Long-Term Infrastructure Plan
Via Budget 2017, the province has committed to invest “more than $190 billion in public infrastructure over 13 years starting in 2014-15, for priority projects such as roads, bridges, public transit, hospitals and schools”.
This represents an increase of $30 billion from the 12-year plan announced in the 2016 Budget, which is primarily dedicated towards “new hospital projects, school renewal initiatives and child care expansion.” These increased investments are positive, but arguably insufficient given the larger imbalance in infrastructure spending.
Investing to Grow a Low-Carbon Economy
This portion of the 2017 Budget contained a few notable announcements, including $377 million in 2017-18 through the Green Ontario Fund to “make it easier for households and businesses to adopt proven low-carbon technologies” as well as “$200 million…for schools to improve energy efficiency and install renewable energy technologies”.
In particular, the 2017 Budget reiterated the fact that buildings in Ontario are responsible for “nearly 20 per cent of the province’s GHG emissions”, also committing to invest “$85 million in 2017-18 to support additional retrofit activities in social housing apartment buildings”.
The 2017 Budget also commits the Green Investment Fund to “kick-starting climate change actions by” helping homeowners use less energy through home retrofits and helping businesses reduce emissions.
The OAA, supported by the Sustainable Built Environment Committee, has continued to issue recommendations about what types of actions the government should take and support as it moves to improve energy efficiency throughout the Province’s buildings.
Strengthening Health Care
The 2017 Budget commits an additional $9 billion over 10 years to support the construction of new major hospital projects across the province. Summarizing government efforts since 2013, they note $4 billion in capital grants “to expand, renew and modernize hospitals” and that 39 major hospital projects have been completed or are under construction.
Investing in Education
The Province “is providing almost $16 billion in capital grants over 10 years to help build new schools in high-growth areas, improve the condition of existing schools and invest in projects to reduce surplus space.
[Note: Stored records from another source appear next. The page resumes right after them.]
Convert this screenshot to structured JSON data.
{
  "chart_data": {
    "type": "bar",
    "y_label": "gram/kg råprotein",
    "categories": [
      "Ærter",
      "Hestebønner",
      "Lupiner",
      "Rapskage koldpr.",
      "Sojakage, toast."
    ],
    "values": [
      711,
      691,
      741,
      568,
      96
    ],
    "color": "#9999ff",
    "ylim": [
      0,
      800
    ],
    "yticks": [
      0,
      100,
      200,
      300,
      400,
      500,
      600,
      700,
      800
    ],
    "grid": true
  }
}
The government noted that “[s]ince 2013, 146 new schools and 183 major additions and renovations have been completed.”
The Province has extended a commitment with an “additional $1.2 billion in funding for repairs and renewal over the next two schools years”. However, these efforts are targeted more towards ongoing maintenance and repairs as opposed to energy efficiency.
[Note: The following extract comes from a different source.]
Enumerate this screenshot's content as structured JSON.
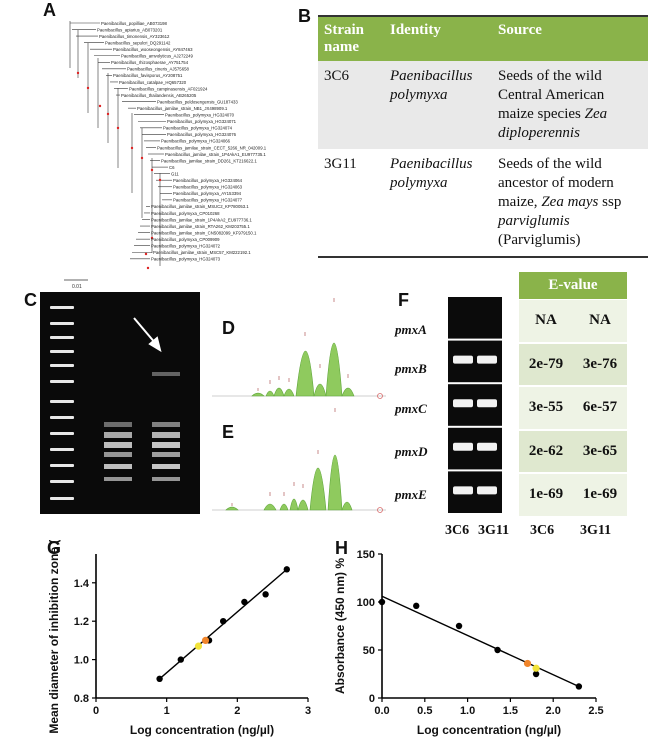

Investing in Post-Secondary Education Infrastructure
Budget 2017 announces “[s]hared investments of more than $1.9 billion from 2016-17 to 2018-19 [to] enhance and modernize research facilities on campuses and improve the environmental sustainability of these facilities”.
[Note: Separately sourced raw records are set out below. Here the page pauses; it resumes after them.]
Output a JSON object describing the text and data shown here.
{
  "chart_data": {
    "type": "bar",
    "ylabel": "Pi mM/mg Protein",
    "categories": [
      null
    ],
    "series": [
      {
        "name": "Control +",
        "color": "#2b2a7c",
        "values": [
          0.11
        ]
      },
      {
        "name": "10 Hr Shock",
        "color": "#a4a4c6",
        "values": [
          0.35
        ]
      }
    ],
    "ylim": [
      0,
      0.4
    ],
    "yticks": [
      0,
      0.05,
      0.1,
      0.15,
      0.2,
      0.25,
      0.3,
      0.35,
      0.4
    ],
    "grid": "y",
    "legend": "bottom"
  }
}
Building Transit and Transportation
Budget 2017 notes plans “to invest about $84 billion over 10 years in the transportation sector, including $56 billion for public transit and $26 billion for highways”.
Increasing Access to Affordable and Adequate Housing
The government commits to “[s]upporting the construction of up to 1,500 new supportive housing units over the long-term”. The government further committed “more than $640 million from 2016-17 to 2018-19 to support the repair and modernization of community infrastructure”.
The 2017 Budget also revealed a little more detail regarding one element of the Fair Housing Plan: through Infrastructure Ontario, it will establish a new program to “strategically leverage Provincial land assets as a way to build more affordable housing units across the province”.
The government, via its Ontario150 program, has grants “ranging from $5,000 to $500,000” to repair, renovate or retrofit community facilities and spaces across the province.
This analysis represents an initial commentary on the budget immediately following its release.
Over the coming weeks, the OAA will further study the 2017 Budget and monitor analysts and media for further commentary and key observations.